El año pasado facturamos 10 millones de euros, y este año esperamos mantenernos en esta cifra debido a la crisis del coronavirus. Tenemos que ver también cómo nos va con la tienda nueva.

La crisis está castigando duramente a la hostelería.

Ya con la crisis de 2008, la gente se atrincheró. Nosotros apostamos por renovar el modelo de negocio y nos salió bien, ahora con el Covid hemos vuelto a invertir, y creemos que el modelo va a funcionar. Después de lo que estamos viviendo, la anterior crisis fue un juguete, aunque también creo que el Covid lo aguanta todo, se cancelan contratos, se cierran negocios… La debacle de la hostelería y el comercio ya venía de antes. Nosotros no paramos de invertir. Aunque Amazon nos dañe tenemos que protegernos, por eso invertimos, para que no nos fastidie más. Ahora estamos apostando por la plataforma online, donde tenemos mucho camino por recorrer.

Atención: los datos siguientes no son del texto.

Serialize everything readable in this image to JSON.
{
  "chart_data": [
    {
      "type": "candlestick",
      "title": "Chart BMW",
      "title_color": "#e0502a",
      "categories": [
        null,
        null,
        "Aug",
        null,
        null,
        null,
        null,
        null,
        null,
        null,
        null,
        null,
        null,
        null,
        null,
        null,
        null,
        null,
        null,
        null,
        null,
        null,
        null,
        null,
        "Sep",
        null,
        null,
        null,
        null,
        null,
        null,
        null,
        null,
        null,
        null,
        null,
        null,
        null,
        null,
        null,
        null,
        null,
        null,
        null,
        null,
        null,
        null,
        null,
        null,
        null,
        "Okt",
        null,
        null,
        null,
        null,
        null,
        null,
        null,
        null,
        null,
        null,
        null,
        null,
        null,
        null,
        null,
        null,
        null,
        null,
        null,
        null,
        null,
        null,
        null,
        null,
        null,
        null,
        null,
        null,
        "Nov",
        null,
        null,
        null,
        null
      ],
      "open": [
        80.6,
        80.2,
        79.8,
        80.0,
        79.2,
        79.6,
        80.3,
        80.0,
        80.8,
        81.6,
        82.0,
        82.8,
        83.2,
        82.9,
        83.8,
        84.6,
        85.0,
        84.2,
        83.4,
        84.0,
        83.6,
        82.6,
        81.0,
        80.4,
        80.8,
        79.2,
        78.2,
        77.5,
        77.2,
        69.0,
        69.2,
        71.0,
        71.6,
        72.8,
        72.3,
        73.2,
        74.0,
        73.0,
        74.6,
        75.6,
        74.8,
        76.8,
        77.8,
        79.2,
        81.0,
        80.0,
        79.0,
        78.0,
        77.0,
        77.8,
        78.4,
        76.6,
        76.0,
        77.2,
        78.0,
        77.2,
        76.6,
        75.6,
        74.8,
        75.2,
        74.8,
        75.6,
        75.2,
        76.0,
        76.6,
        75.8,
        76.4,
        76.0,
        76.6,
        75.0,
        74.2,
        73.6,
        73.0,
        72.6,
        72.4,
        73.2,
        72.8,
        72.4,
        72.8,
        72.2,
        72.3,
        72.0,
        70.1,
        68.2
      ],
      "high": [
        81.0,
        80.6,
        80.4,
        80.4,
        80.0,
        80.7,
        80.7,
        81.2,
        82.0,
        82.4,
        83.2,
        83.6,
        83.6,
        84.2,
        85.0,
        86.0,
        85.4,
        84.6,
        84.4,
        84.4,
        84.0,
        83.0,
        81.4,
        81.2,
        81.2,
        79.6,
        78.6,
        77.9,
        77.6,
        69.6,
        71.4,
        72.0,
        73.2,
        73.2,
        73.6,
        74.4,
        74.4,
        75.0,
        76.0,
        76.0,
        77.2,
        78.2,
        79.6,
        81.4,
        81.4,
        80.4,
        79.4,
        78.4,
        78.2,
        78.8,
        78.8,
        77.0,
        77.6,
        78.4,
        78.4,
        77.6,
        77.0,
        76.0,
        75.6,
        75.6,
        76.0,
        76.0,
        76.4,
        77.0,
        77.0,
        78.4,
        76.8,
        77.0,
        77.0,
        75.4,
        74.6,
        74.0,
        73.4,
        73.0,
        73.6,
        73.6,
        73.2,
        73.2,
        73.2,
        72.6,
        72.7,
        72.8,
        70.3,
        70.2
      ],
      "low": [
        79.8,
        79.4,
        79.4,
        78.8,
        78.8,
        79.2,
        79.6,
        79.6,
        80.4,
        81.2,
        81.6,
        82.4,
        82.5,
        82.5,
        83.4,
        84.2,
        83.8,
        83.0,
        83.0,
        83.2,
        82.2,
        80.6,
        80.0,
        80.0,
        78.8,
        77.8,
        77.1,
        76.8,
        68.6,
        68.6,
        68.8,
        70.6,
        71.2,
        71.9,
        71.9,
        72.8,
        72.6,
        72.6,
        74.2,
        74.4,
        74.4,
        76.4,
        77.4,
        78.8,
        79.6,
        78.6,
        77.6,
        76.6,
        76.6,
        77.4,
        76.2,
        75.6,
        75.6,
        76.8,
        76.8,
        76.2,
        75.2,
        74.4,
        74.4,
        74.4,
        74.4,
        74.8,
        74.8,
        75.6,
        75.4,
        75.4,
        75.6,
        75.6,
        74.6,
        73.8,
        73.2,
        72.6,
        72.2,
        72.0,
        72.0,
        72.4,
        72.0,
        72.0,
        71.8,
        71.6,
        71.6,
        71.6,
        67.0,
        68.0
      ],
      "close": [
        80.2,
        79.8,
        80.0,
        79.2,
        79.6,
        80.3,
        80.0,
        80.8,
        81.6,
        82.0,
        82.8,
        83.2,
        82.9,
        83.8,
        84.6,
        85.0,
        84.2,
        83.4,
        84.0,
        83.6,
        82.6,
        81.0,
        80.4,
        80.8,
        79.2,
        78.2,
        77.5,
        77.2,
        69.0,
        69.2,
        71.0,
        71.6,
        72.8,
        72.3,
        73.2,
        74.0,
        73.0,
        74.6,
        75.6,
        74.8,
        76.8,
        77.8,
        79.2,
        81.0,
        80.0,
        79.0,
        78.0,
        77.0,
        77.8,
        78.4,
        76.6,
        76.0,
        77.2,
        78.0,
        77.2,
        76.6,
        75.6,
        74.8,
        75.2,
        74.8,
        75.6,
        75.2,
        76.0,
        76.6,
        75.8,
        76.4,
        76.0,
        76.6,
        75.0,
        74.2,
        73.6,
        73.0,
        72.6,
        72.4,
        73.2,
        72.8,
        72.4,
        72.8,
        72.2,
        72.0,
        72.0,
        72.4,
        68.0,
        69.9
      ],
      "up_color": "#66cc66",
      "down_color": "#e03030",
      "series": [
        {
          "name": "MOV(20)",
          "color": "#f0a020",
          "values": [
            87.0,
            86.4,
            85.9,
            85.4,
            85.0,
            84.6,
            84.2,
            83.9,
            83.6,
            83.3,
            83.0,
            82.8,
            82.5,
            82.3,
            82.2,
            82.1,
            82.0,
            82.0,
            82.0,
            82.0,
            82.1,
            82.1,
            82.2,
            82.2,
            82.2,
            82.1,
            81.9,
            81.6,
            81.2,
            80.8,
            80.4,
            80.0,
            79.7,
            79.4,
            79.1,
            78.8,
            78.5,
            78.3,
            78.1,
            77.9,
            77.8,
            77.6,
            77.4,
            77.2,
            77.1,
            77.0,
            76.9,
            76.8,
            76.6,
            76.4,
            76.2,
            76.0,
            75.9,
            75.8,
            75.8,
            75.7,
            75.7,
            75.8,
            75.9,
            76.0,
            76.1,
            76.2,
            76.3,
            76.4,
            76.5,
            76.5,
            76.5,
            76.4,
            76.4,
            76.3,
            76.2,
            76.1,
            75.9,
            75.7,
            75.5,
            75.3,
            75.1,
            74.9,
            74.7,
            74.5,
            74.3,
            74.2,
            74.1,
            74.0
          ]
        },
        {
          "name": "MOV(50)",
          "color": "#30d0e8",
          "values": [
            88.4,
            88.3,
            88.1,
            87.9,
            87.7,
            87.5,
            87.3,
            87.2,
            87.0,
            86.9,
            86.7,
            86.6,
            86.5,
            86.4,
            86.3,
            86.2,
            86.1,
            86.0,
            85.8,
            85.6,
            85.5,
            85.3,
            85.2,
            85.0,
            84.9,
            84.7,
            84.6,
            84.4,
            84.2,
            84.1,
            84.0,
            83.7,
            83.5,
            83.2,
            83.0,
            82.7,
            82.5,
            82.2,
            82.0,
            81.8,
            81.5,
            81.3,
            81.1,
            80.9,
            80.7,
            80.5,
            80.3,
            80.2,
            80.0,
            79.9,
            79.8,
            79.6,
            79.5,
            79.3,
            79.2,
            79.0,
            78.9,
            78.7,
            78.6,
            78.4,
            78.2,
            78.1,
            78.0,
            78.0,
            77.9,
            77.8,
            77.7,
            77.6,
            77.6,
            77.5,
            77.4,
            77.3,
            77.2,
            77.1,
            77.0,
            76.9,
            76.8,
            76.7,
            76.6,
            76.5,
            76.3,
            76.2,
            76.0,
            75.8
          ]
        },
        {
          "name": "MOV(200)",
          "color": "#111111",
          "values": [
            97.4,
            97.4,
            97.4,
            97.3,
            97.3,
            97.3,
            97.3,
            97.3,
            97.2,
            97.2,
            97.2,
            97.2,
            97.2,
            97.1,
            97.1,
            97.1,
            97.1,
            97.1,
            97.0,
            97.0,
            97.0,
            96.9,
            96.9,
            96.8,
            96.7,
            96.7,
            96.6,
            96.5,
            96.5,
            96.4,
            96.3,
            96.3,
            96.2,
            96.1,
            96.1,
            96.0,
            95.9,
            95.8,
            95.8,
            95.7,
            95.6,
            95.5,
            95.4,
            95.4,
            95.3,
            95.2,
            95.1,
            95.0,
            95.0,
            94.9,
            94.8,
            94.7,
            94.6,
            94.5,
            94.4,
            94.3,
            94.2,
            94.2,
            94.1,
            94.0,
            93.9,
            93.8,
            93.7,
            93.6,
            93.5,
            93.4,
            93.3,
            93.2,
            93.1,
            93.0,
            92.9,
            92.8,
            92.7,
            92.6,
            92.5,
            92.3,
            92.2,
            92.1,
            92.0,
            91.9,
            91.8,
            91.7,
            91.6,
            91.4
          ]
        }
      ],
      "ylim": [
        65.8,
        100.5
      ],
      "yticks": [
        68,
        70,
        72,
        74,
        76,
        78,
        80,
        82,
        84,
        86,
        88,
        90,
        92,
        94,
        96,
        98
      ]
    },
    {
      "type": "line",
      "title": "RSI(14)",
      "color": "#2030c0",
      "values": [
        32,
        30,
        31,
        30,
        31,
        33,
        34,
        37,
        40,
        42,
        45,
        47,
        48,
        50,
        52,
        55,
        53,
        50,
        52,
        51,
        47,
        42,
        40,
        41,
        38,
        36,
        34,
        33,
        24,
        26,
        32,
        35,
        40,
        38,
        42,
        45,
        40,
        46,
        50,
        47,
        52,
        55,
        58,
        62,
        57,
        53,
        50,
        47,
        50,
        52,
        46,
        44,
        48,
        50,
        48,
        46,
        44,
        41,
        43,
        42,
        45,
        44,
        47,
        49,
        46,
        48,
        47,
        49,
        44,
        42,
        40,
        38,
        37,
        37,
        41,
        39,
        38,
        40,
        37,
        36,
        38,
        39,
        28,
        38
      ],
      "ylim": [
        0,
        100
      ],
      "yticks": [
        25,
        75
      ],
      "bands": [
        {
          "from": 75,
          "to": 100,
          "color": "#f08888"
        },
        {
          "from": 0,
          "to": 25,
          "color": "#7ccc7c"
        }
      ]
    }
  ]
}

Ha conseguido otro logro: que la tercera generación de la familia trabaje en el negocio.

Es una suerte. Mi hijo, Gonzalo Coalla, se va a quedar a trabajar en la tienda de Madrid. Somos una empresa pequeña y es bueno que la familia se involucre, además se ha formado para ello. Estudió Viticultura y Enología, y se ha ido metiendo en el negocio. A mí me hubiera gustado que se hubiera ido fuera un tiempo, pero él quiere trabajar con nosotros.